The partnership will focus on essential new therapies across neurodegenerative diseases.
Astex Pharmaceuticals – a company that concentrates on the development of small molecule therapeutics – has formed a partnership with the Medicines Discovery Institute, Cardiff University (MDI).
The link-up is a multi-year, multimillion-pound drug discovery research collaboration that aims to identify new drugs to treat neurodegenerative diseases.
It will bring together researchers – such as Dr Emyr Lloyd-Evans and Dr Helen Waller-Evans from Cardiff University – Astex’s fragment-based drug discovery platform and the drug discovery capabilities of the MDI.
Together the teams will concentrate on establishing compounds that modulate lysosomal activity as a system of developing potential treatments for neurodegenerative diseases with high unmet needs.
As part of the agreement, scientists at the MDI and Astex will undergo drug discovery research against a chosen lysosomal target with a view to identifying and optimising compounds that modulate its activity.
Meanwhile, Cardiff University will receive committed R&D funding and is eligible to receive regulatory payments if drug compounds progress.
Dr David Rees, chief scientific officer at Astex, is optimistic about the partnership: “We are very excited about this opportunity to work with Cardiff University, MDI. Astex has a long tradition of effective collaborations between academia and industry which we believe is critical for the successful translation of basic science.”
He added: “This partnership aims to support and advance ground-breaking research with the potential to transform the lives of patients with neurodegenerative diseases.”

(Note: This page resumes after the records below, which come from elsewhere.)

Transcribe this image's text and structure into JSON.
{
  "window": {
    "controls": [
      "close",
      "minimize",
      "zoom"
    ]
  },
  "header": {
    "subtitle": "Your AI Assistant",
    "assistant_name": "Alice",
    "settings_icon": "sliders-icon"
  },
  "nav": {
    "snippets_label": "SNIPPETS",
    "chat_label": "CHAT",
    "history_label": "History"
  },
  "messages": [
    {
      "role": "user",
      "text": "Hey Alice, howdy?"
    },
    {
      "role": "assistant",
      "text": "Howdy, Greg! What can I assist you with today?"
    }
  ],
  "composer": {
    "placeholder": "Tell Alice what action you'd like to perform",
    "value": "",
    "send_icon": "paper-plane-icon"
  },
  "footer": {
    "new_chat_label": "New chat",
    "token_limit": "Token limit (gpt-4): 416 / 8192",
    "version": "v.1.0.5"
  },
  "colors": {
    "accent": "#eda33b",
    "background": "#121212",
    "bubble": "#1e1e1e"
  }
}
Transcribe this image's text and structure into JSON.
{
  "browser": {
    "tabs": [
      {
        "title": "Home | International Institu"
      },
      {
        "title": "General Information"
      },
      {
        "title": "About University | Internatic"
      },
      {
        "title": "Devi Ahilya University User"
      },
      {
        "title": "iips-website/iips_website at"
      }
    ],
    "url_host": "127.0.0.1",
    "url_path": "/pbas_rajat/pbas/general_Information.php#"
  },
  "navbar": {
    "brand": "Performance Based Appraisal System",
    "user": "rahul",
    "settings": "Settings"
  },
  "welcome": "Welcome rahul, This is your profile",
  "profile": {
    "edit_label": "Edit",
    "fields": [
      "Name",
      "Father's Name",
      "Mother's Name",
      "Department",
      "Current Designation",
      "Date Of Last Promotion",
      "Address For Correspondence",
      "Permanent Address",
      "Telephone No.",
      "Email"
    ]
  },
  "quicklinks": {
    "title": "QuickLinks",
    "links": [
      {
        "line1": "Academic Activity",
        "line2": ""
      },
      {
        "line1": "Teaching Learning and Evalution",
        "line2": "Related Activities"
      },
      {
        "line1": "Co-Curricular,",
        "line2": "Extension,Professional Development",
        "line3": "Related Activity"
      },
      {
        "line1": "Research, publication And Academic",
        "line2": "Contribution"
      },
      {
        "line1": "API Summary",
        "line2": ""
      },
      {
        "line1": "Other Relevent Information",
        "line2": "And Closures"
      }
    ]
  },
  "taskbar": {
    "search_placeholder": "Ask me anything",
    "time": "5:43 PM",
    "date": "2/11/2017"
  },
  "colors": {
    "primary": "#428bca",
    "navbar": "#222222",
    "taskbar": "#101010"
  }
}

Professor Simon Ward, director at MDI, concluded: “We are excited to be working with Astex in a way that allows each partner to play to its individual strengths and build a combined team that is greater than the sum of its parts.
“This is a validation of the scientific and translational capabilities we have been building at Cardiff University over the last few years and we look forward to delivering outputs that may ultimately benefit patients for whom current treatment options are so limited.”